I purchased a new stock Madone a couple of months ago. I noticed right away that when riding even on relatively smooth surfaces the front shifter cable is taping against the bottom tube. I've had it in the shop a couple of times now for this problem. It seems everything is as it should be. The shop had to modify the cable guide with a 1/4 inch shim to keep this from happening. Has anyone had a similar problem????. This is a 56cm frame.


----------



## blehargh (Mar 17, 2004)

aklause said:


> I purchased a new stock Madone a couple of months ago. I noticed right away that when riding even on relatively smooth surfaces the front shifter cable is taping against the bottom tube. I've had it in the shop a couple of times now for this problem. It seems everything is as it should be. The shop had to modify the cable guide with a 1/4 inch shim to keep this from happening. Has anyone had a similar problem????. This is a 56cm frame.

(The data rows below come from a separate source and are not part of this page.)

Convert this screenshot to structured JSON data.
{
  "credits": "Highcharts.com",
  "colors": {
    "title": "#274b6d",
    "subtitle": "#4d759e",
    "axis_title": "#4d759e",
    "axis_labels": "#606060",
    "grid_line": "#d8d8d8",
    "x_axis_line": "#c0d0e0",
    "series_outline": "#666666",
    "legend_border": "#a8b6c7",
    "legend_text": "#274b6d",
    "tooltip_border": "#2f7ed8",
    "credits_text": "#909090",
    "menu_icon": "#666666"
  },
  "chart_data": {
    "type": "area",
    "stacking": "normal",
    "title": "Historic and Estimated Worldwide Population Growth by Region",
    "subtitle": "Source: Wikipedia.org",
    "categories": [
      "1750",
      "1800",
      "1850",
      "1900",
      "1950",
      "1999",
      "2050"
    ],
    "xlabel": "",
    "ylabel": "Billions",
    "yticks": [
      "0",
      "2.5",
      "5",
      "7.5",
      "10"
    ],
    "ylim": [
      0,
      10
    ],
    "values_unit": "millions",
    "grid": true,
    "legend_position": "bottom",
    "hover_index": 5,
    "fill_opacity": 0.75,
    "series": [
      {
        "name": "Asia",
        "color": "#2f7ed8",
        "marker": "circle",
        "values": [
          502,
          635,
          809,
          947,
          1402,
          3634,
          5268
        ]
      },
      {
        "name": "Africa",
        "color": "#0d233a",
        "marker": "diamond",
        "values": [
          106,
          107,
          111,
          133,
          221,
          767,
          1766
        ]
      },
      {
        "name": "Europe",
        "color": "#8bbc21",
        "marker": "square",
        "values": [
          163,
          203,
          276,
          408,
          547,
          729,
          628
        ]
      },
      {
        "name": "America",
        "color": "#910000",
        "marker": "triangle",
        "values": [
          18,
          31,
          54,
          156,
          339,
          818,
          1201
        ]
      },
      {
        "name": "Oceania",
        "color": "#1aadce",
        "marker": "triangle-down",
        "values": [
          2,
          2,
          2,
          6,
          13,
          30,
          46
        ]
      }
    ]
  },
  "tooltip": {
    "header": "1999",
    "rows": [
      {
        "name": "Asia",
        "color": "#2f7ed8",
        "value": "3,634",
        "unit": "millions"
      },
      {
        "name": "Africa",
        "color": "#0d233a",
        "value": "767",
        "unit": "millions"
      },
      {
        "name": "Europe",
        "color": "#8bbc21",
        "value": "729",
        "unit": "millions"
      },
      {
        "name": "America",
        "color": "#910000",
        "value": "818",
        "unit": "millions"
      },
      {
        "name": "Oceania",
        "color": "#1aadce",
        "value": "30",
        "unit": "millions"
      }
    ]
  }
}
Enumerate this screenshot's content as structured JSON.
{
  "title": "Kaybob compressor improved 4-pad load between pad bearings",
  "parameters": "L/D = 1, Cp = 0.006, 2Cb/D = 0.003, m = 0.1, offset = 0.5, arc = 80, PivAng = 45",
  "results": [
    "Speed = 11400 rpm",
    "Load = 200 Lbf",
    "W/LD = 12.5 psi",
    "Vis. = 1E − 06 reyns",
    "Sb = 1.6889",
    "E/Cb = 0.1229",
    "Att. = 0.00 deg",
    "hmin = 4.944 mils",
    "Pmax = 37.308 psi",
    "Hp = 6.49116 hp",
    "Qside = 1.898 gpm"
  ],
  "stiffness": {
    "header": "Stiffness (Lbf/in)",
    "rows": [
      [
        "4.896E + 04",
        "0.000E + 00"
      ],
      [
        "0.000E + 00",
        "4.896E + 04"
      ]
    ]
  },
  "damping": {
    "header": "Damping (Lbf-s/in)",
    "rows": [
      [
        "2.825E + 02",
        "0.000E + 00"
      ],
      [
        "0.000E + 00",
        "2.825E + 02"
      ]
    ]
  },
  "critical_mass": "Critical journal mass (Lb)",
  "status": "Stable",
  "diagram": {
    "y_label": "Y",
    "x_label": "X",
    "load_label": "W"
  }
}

just pop some rubber donuts on the cable... done.

-don


----------



## thedude65 (Apr 19, 2004)

I had this problem on my 2300, what I did is that I made the right/rear side cables enter the boss were the left cable normaly goes and of corse routed the left side into the right boss. then I crossed the bare cables below the downtube. This spreads out the houseing so the it looks cleaner and doesnt hit the frame as much, this may work.

Other wise, start wrapin tape around the sucka


----------